As I picked up my drink and turned around to amble away from the aforementioned area of obscenity, I sensed the touch of bare flesh against my left hand. I quickly looked in the direction below and to my utter revulsion my hand had been placed by a semi naked female onto her own buttocks.
For a moment, I shall say I was shocked and horror-struck, even though her skin for a split second did feel pleasurably warm and silky smooth. Nevertheless, I knew this was wrong and so I immediately removed my hand from the warm silky smooth buttocks belonging to the young girl dressed only in a glittery thong and bra set with matching Cleopatra style head wear and very high heeled sparkling shoes. I invited her to join me at the VIP seated area to discuss the intrinsic worth of her chosen profession against respectability and moralistic virtues.
At first, she looked a little puzzled but as I was returning my wallet to my pocket she smiled and then obliged, and so we both proceed to take a seat at a leather sofa designed for two at the farther end of the cavern of debauchery.
The young girl introduced herself as Cleo as in Cleopatra, How becoming I replied what a beautiful name for such a beautiful girl she smiled and slid closer to me on the sofa designed for two.
I did not tell her my name but slowly and gradually began to make my attempt to help this girl change her ways. After about 10 minutes, she eventually promised that she would change but in exchange for her promise, I would have to compensate her for a private dance, whatever that meant. I then asked her for the total sum for the proposed private dance.
She replied £10.
Only £10 I thought, such a small price to pay for changing someone’s life for the good.
We both stood up from the leather sofa designed for two and she led me through the other patrons and semi nude girls into a small isolated but luxurious box room where she asked me to take a seat on the sole chair.
Praise the lord Hallelujah, may god forgive me, for about 3 minutes
Cleopatra danced, gyrated, removed her thong and bra top, titillated, twisted and shaped into positions that I thought were only possible by a circus contortionist.

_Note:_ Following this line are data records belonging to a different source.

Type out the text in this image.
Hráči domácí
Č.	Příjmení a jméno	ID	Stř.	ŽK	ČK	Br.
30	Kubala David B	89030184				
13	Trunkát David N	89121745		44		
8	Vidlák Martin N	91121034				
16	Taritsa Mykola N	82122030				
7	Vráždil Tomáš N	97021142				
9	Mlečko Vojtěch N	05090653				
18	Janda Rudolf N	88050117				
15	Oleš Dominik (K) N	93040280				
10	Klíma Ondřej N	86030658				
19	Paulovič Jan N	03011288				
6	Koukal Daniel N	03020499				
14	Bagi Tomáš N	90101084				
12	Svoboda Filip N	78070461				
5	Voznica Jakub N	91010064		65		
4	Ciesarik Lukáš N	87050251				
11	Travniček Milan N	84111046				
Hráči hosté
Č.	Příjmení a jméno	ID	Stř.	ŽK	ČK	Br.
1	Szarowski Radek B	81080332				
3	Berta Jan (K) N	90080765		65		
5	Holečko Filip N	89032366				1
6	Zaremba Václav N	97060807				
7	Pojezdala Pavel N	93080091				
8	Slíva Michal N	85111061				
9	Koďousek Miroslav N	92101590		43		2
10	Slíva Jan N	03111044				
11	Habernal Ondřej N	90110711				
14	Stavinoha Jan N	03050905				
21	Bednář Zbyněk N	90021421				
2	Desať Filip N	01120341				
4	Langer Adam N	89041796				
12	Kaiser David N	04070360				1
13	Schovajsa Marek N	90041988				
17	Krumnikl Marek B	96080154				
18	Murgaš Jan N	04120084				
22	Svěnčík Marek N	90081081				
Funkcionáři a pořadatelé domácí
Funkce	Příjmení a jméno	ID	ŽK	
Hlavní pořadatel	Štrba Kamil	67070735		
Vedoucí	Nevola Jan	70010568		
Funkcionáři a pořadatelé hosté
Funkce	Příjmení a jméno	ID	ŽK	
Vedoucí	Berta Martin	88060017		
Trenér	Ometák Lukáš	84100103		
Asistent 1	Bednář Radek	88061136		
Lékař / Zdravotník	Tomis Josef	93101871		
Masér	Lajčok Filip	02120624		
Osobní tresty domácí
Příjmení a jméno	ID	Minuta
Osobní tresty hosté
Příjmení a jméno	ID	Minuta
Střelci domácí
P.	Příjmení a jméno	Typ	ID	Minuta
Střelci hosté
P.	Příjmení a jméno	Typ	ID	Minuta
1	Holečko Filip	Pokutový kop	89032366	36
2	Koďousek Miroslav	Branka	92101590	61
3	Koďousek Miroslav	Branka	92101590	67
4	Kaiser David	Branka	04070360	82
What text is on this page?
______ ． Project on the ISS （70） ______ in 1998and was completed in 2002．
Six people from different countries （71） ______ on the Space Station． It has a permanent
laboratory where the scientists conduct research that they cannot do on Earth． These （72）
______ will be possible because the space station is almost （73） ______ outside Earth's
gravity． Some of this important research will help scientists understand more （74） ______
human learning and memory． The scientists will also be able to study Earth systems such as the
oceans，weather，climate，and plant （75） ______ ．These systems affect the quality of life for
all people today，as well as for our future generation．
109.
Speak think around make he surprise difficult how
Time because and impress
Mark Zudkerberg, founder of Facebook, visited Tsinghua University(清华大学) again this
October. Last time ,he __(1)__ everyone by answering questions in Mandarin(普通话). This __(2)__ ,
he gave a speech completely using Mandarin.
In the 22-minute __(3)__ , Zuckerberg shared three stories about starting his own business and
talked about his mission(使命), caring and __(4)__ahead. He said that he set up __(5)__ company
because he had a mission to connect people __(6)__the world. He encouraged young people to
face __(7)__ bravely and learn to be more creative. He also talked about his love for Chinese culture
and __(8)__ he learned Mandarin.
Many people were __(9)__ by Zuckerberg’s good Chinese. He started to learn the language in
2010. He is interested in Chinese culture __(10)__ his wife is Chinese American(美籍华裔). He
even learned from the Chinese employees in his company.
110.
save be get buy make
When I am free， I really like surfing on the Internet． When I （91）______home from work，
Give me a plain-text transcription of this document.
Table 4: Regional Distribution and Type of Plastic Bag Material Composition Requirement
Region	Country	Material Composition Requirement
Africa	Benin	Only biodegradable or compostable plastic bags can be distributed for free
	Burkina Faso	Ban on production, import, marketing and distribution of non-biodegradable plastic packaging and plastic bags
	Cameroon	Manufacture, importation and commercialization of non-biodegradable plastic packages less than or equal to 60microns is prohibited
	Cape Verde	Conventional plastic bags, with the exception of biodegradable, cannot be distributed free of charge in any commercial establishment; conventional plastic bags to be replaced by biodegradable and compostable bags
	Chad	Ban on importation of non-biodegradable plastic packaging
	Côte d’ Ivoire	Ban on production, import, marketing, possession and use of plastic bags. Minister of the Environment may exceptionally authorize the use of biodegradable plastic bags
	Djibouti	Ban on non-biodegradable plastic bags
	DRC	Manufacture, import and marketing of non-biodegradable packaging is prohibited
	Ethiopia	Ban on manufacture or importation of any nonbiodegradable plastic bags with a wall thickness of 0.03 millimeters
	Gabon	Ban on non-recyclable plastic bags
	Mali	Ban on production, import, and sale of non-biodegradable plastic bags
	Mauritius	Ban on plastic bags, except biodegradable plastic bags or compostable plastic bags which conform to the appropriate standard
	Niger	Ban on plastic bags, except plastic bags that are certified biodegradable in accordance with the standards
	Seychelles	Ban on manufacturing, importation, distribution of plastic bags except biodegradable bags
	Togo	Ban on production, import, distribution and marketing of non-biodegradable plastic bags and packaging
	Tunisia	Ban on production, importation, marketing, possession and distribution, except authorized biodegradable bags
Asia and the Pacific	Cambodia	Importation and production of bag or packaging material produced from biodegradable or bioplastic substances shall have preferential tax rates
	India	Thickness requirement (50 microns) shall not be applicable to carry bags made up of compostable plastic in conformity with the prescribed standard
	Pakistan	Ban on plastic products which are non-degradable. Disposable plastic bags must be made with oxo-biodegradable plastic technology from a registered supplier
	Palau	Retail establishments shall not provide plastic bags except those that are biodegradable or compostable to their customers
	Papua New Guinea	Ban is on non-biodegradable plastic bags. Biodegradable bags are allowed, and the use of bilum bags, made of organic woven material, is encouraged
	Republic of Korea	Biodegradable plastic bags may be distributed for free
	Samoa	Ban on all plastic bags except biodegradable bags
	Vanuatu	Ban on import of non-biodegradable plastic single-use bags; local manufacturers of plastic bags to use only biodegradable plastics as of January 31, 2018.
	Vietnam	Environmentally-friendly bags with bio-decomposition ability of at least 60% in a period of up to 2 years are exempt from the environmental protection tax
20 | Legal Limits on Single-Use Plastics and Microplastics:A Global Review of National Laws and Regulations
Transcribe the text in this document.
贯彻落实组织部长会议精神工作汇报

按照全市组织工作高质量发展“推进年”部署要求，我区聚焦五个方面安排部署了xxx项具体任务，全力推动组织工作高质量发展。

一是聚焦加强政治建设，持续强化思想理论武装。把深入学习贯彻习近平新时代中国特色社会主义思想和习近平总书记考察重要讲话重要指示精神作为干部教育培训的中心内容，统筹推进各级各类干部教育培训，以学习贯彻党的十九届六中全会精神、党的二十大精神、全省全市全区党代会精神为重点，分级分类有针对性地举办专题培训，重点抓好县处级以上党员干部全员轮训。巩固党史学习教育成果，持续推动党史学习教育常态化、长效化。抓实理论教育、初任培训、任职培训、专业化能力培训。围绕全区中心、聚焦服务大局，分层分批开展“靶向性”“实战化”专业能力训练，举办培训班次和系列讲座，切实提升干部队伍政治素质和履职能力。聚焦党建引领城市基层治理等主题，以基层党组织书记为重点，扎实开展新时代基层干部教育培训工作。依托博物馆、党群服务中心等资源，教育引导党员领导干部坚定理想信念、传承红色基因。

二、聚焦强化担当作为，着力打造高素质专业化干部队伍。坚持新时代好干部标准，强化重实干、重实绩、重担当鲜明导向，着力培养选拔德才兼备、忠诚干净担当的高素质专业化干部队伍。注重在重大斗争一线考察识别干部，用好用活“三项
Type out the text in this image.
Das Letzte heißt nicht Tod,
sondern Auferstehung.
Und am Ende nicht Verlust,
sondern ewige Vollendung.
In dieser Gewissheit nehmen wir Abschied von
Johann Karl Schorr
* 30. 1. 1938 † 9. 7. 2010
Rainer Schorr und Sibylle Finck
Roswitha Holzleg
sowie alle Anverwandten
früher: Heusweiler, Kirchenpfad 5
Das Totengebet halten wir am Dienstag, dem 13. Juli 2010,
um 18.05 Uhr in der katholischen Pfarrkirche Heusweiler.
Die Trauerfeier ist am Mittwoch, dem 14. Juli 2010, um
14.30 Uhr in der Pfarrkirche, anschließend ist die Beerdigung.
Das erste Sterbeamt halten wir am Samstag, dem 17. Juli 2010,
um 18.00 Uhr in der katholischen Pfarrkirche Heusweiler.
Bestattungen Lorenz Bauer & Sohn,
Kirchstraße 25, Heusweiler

Even before she had finished I was dazed and stunned, once finished she thanked me and promised me she was going to change. I was pleased and felt a kind of warmth knowing that my tolerance of such obscenity for a few minutes and not forgetting the £10 was going to change someone’s life.
While she went on her way to lead a righteous life I walked around this cavern of debauchery to further assess other girls and ascertain if it was possible to also change their lives to more respectable and virtuous ones. After several further private dances, I not only failed in further success but also was now preaching with an empty wallet and so I turned to leave this establishment of ill repute.
However as I made for the exit my eye turned to another almost naked girl who looked very much like Cleo, however she could not have been my dear reformed Cleo because this girl wasn’t wearing the Cleopatra style head wear or the sparkling silver thong and bra top, besides all that my dear Cleo had promised me she was going to change.
With that feeling of warmth and an empty wallet I made my way home and to my bed all the time thinking, if only all girls were easy to rehabilitated as my dear Cleo.